In der jetzigen Situation gibt es aber keinen Ausweichort. Einem Angriff sind die derzeit bis zu 3 Millionen Einwohner der Region schutzlos ausgeliefert. Eine Flüchtlingsbewegung in Richtung der geschlossenen Grenze der Türkei wäre die Folge.
Blockade der UNO verhindert Frieden und Schutz der Bevölkerung
Für den 21. September eines jeden Jahres hat die UNO den Weltfriedenstag ausgerufen. Gerade am Beispiel Syrien zeigt sich aber, dass die derzeitige Verfasstheit der Vereinten Nationen vollkommen ungeeignet ist, um Diktatoren, ihre Verbündete und eine Vielzahl weitere Gewaltakteure daran zu hindern, Massenverbrechen an der Bevölkerung zu begehen. Die notwendige Ablösung von Baschar al-Assad, sowie ein wirksamer Friedensprozess und eine Strafverfolgung von Verbrechen gegen die Menschlichkeit ist im Fall Syrien immer zuverlässig im Sicherheitsrat der UNO blockiert worden. Der destruktiven Rolle Russlands und der modernen hybriden Kriegsführung Wladimir Putins konnte die Weltgemeinschaft bisher nichts entgegensetzen. Schlimmer noch: Institutionen der UNO haben dem Regime auch noch bewusst zugearbeitet, in dem sie es zuließen, dass z.B. jede einzelne Lieferung von Hilfsgütern von der Genehmigung durch das Regime abhängig gemacht worden ist.
“humanitäre Korridore” führen nirgendwohin, außer in die Folterkeller von Assad
Vollkommen inakzeptabel ist auch die jüngst geäußerte Forderung des UN Gesandten für Syrien, Staffan de Mistura, nach “humanitären Korridoren” für die Zivilbevölkerung in die vom Regime kontrollierten Gebiete.

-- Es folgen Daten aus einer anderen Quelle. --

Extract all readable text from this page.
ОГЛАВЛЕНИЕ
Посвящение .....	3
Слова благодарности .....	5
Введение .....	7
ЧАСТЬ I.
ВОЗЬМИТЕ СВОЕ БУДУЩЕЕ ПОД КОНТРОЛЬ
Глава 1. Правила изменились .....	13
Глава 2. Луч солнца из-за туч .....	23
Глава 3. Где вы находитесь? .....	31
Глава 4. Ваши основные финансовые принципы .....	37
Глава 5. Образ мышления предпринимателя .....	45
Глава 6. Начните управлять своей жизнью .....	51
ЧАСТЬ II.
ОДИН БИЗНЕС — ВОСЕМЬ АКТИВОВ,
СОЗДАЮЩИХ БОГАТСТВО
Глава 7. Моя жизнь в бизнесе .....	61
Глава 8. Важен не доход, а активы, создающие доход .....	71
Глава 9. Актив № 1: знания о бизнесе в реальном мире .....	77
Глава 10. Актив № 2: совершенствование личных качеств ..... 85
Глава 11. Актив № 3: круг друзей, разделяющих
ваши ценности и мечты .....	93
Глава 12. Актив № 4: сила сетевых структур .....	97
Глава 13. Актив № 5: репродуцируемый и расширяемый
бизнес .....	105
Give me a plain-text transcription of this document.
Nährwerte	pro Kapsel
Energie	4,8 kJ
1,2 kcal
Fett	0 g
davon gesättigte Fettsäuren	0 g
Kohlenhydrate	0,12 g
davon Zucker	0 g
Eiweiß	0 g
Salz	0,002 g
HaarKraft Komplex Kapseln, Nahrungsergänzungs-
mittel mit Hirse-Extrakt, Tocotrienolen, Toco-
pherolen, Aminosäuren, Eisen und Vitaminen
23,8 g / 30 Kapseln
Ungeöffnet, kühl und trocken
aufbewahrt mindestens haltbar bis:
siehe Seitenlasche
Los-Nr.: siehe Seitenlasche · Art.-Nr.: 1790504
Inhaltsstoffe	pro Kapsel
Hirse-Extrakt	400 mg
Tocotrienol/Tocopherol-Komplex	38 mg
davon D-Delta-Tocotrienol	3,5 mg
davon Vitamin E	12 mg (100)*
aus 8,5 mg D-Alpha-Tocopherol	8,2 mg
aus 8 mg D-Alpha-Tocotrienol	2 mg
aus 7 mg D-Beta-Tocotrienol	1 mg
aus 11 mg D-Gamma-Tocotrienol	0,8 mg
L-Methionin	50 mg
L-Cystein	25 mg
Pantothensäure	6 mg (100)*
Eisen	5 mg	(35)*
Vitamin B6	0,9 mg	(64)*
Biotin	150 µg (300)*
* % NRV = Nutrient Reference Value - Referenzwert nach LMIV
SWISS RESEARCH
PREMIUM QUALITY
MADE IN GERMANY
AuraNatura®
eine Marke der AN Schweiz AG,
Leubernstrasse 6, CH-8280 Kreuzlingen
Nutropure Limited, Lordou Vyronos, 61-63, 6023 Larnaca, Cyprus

Das Regime hat stets unmissverständlich klar gemacht, dass Menschen, die nicht loyal zu Baschar al-Assad stehen, vernichtet werden. Angesichts der 80.000 Menschen, die in den Foltergefängnissen des Regimes verschwunden sind, ist eine derartige Drohung mehr als real. So führt das Regime umfangreiche Listen über Personen, die der Opposition nahe stehen, im Verdacht stehen, dem Regime nicht treu ergeben genug zu sein, oder sich einfach zur falschen Zeit in einer oppositionellen Gegend aufgehalten haben. Eine Übersiedlung in Regimegebiete ist für viele Menschen nichts anderes als ein Todesurteil.
Die Ablösung des Regimes und die Strafverfolgung der Massenverbrechen müssen Bedingung für den Wiederaufbau des Landes sein.
Eine Zukunft hat Syrien nur ohne das Regime von Baschar Al-Assad. Auch wenn wegen der militärischen Unterstützung Russlands eine zeitnahe Ablösung Assads wenig wahrscheinlich ist, muss sie immer wieder eingefordert werden. Denn die Strafwürdigkeit und das immense Ausmaß der Verbrechen gegen die Menschlichkeit, welche dieses Regime an der eigenen Bevölkerung begangen hat, wiegt derart schwer, dass es die Regierung eines jeden Landes zur Mittäterin macht, wenn sie versucht, zum Assadregime wieder reguläre Beziehungen aufzubauen. Gerade die Bundesrepublik Deutschland darf sich ohne einen politischen Übergang in Syrien und ohne ein Strafgerichtsverfahren gegen das Assadregime nicht an einem Wiederaufbau des Landes Beteiligen.